EmergencyNet NEWS Service
Wednesday, August 7, 1996
Vol. 2 - 220

DRUG TRAFFICKING HOTSPOT: EAGLE PASS, TEXAS
By Steve Macko, ENN Editor

Walk along a portion of the Rio Grande River, that separates Mexico from the Texas border, and you'll find discarded clothes, plastic garbage bags strewn around, and deflated inner tubes. Just garbage left by litterbugs? Think again -- what it really signifies is debris left behind by drug smugglers who cross the border from Mexico.

U.S. federal agents say the smugglers are increasingly crossing the border and are becoming more brazen and more violent. U.S. residents in the area of Eagle Pass, Texas, are becoming more frightened by the situation and are now getting the attention of top anti-drug officers.

Retired U.S. Army General Barry McCaffrey is the head of the Office of National Drug Control Policy. In describing the situation at Eagle Pass, the General said, "It has gotten immeasurably worse in the last year and we are determined to play hardball with international drug criminals."

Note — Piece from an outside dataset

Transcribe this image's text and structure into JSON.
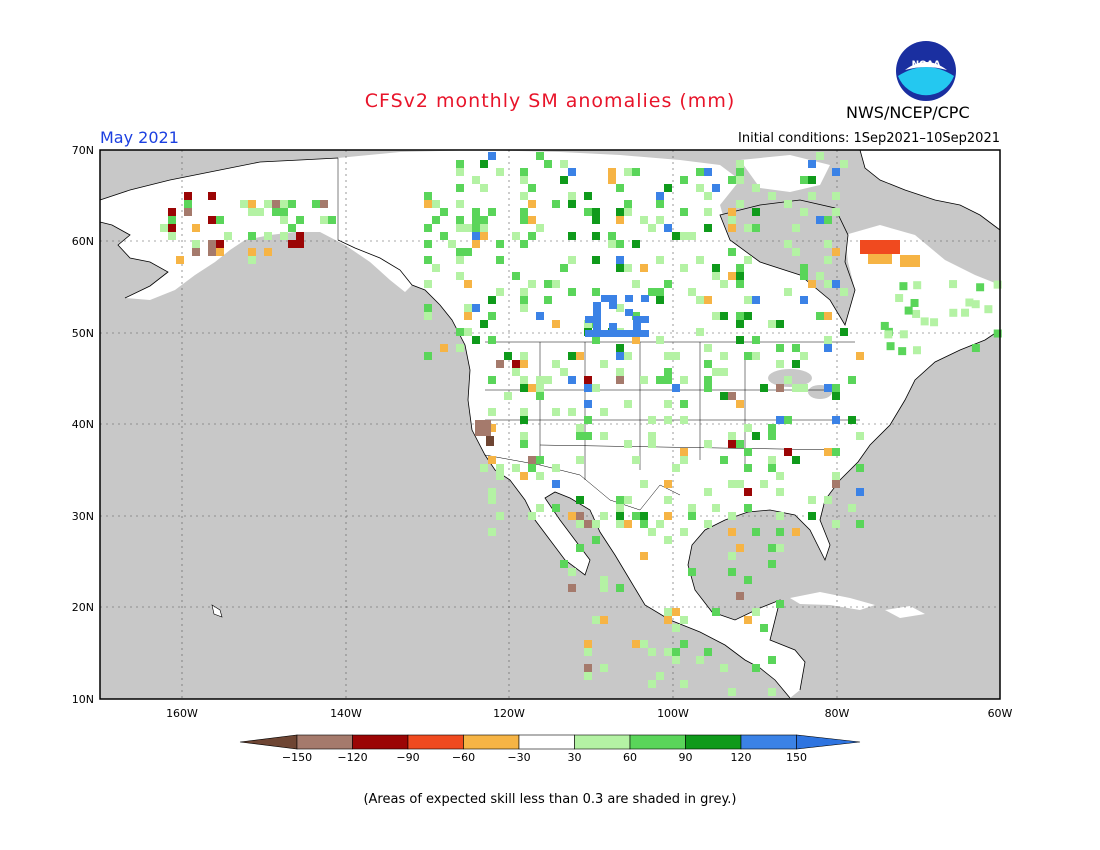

In early July, McCaffrey, along with U.S. Attorney General Janet Reno and Treasury Secretary Robert Rubin, attended a national anti-drug summit with hundreds of other law enforcement officials. McCaffrey told the meeting that they should prepare for a long-term fight with the drug traffickers. He said that to ensure success, the U.S. must put together a long-term budget rather then shaping a new budget for the battle every year.

Before attending the Southwest Border Counterdrug Conference in El Paso last month, General McCaffrey and U.S. Drug Enforcement Administration Director Thomas Constantine visited Eagle Pass, now called a drug trafficking hotspot. The two men met privately with area ranchers who said that the smuggling on their property
has increased in the last five years.

McCaffrey said, "It's an intimidating environment with gangs of twenty to forty people crossing the river ... at night, carrying automatic weapons with massive drug smuggling -- heroin, cocaine, marijuana." The General said that many of the ranchers are considering selling their property. And there's no trouble finding buyers -- that's because the drug smugglers are interested in purchasing.

Jim Collier, the Special-Agent-In-Charge of the DEA's field office in San Antonio, which covers Eagle Pass, said that ever since the successful U.S. crackdowns in Florida and in the Caribbean, seventy percent of all illegal drugs now come through Mexico. Drug seizures in the Eagle Pass area have increased by about 33 percent in 1996. Most of the seizures involve marijuana.

General McCaffrey says that one way to crack down on the smugglers is to work closely with Mexicans officials while increasing technology and manpower along the border. The U.S. hopes to deploy an additional 1,500 additional agents along the Southwest border in 1997.

As for working with Mexico to solve the problem, the U.S. StateDepartment is asked about Mexican cooperation in anti-drug operations are a regular basis. The State Department has been saying that they very pleased with the level of cooperation from Mexican authorities, but do acknowledge that there is still some corruption among some Mexican officials. Both the United States and Mexico are said to be trying very hard to rectify this problem.